Hasil pemeriksaan di rumah sakit menunjukkan ternyata biang kerok di balik kondisi yang dialaminya adalah kadar gula darah yang melambung. Hasil tes darah menunjukkan kadar gula Adrianna 400 mg/dl, kadar gula normal 110 – 159 mg/dl.

Dokter spesialis penyakit dalam yang menangani lantas memberikan tiga tablet obat penurun gula darah yang harus dikonsumsi tiga kali sehari pada Adrianna. “Dokter juga menyarankan untuk menjaga pola makan dan menghindari makanan atau minuman yang mengandung gula tinggi,” ujar Adrianna.

Komplikasi
Adrianna sudah menunjukkan gejala sebagai diabetesi 1990-an. “Saya gampang lapar, padahal 3 jam sebelumnya sudah makan,” katanya.

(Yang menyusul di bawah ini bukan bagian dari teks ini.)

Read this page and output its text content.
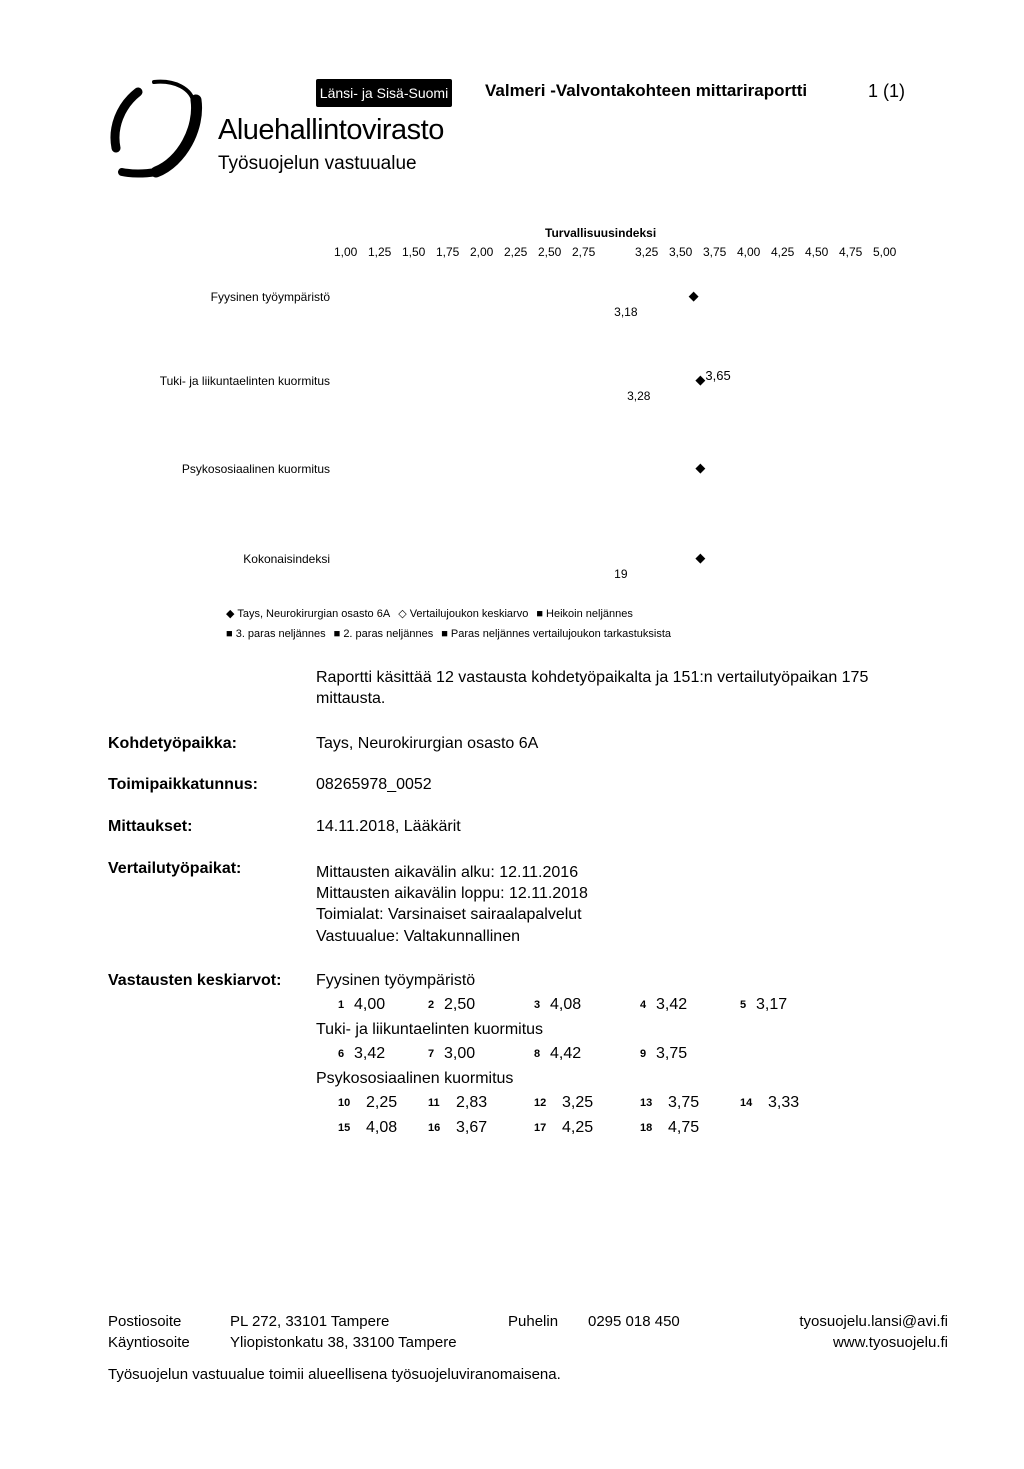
Länsi- ja Sisä-Suomi
Aluehallintovirasto
Työsuojelun vastuualue
Valmeri -Valvontakohteen mittariraportti	1 (1)
Turvallisuusindeksi
1,00 1,25 1,50 1,75 2,00 2,25 2,50 2,75	3,25 3,50 3,75 4,00 4,25 4,50 4,75 5,00
Fyysinen työympäristö
Tuki- ja liikuntaelinten kuormitus
Psykososiaalinen kuormitus
Kokonaisindeksi
◆
◆ 3,65
◆
◆
3,18
3,28
19
◆ Tays, Neurokirurgian osasto 6A ◇ Vertailujoukon keskiarvo ■ Heikoin neljännes
■ 3. paras neljännes ■ 2. paras neljännes ■ Paras neljännes vertailujoukon tarkastuksista
Raportti käsittää 12 vastausta kohdetyöpaikalta ja 151:n vertailutyöpaikan 175
mittausta.
Kohdetyöpaikka:	Tays, Neurokirurgian osasto 6A
Toimipaikkatunnus:	08265978_0052
Mittaukset:	14.11.2018, Lääkärit
Vertailutyöpaikat:	Mittausten aikavälin alku: 12.11.2016
Mittausten aikavälin loppu: 12.11.2018
Toimialat: Varsinaiset sairaalapalvelut
Vastuualue: Valtakunnallinen
Vastausten keskiarvot: Fyysinen työympäristö
1 4,00	2 2,50	3 4,08	4 3,42	5 3,17
Tuki- ja liikuntaelinten kuormitus
6 3,42	7 3,00	8 4,42	9 3,75
Psykososiaalinen kuormitus
10 2,25	11 2,83	12 3,25	13 3,75	14 3,33
15 4,08	16 3,67	17 4,25	18 4,75
Postiosoite	PL 272, 33101 Tampere	Puhelin 0295 018 450	tyosuojelu.lansi@avi.fi
Käyntiosoite	Yliopistonkatu 38, 33100 Tampere	www.tyosuojelu.fi
Työsuojelun vastuualue toimii alueellisena työsuojeluviranomaisena.
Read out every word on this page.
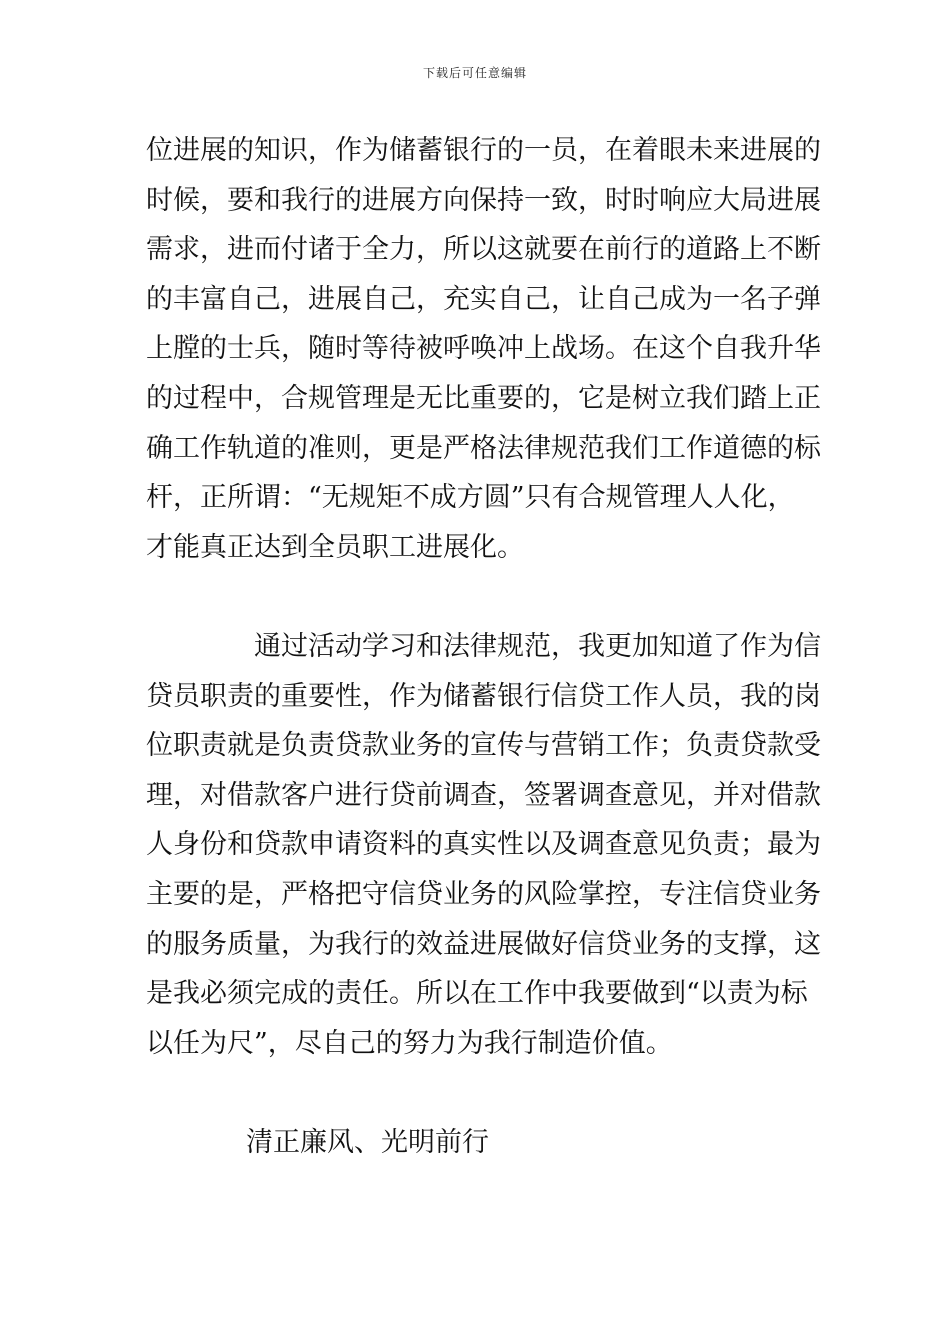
下载后可任意编辑
位进展的知识，作为储蓄银行的一员，在着眼未来进展的
时候，要和我行的进展方向保持一致，时时响应大局进展
需求，进而付诸于全力，所以这就要在前行的道路上不断
的丰富自己，进展自己，充实自己，让自己成为一名子弹
上膛的士兵，随时等待被呼唤冲上战场。在这个自我升华
的过程中，合规管理是无比重要的，它是树立我们踏上正
确工作轨道的准则，更是严格法律规范我们工作道德的标
杆，正所谓：“无规矩不成方圆”只有合规管理人人化，
才能真正达到全员职工进展化。
通过活动学习和法律规范，我更加知道了作为信
贷员职责的重要性，作为储蓄银行信贷工作人员，我的岗
位职责就是负责贷款业务的宣传与营销工作；负责贷款受
理，对借款客户进行贷前调查，签署调查意见，并对借款
人身份和贷款申请资料的真实性以及调查意见负责；最为
主要的是，严格把守信贷业务的风险掌控，专注信贷业务
的服务质量，为我行的效益进展做好信贷业务的支撑，这
是我必须完成的责任。所以在工作中我要做到“以责为标
以任为尺”，尽自己的努力为我行制造价值。
清正廉风、光明前行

Ia juga mudah haus, gampang mengantuk, dan kerap ke peturasan. “Malahan kalau haus saya selalu ingin konsumsi minuman manis” ungkap Adrianna.
Dokter spesialis penyakit dalam dari rumah sakit Maguan Husada, Wonogiri, dr Sutarso SpPD menuturkan gejala penyakit diabetes memang ditandai dengan banyak minum, makan, dan berkemih. Pada diabetesi, kadar gula darah yang tinggi dikeluarkan lewat urin sehingga jumlah urin yang dikeluarkan lebih banyak. “Akibatnya penderita kerap berkemih,” kata Sutarso.

Kondisi seperti itu membuat penderita mengalami dehidrasi. Penderita pun jadi gampang haus. Di sisi lain, gula yang tidak masuk dalam jaringan tubuh menyebabkan jaringan kekurangan energi sehingga penderita mudah lapar.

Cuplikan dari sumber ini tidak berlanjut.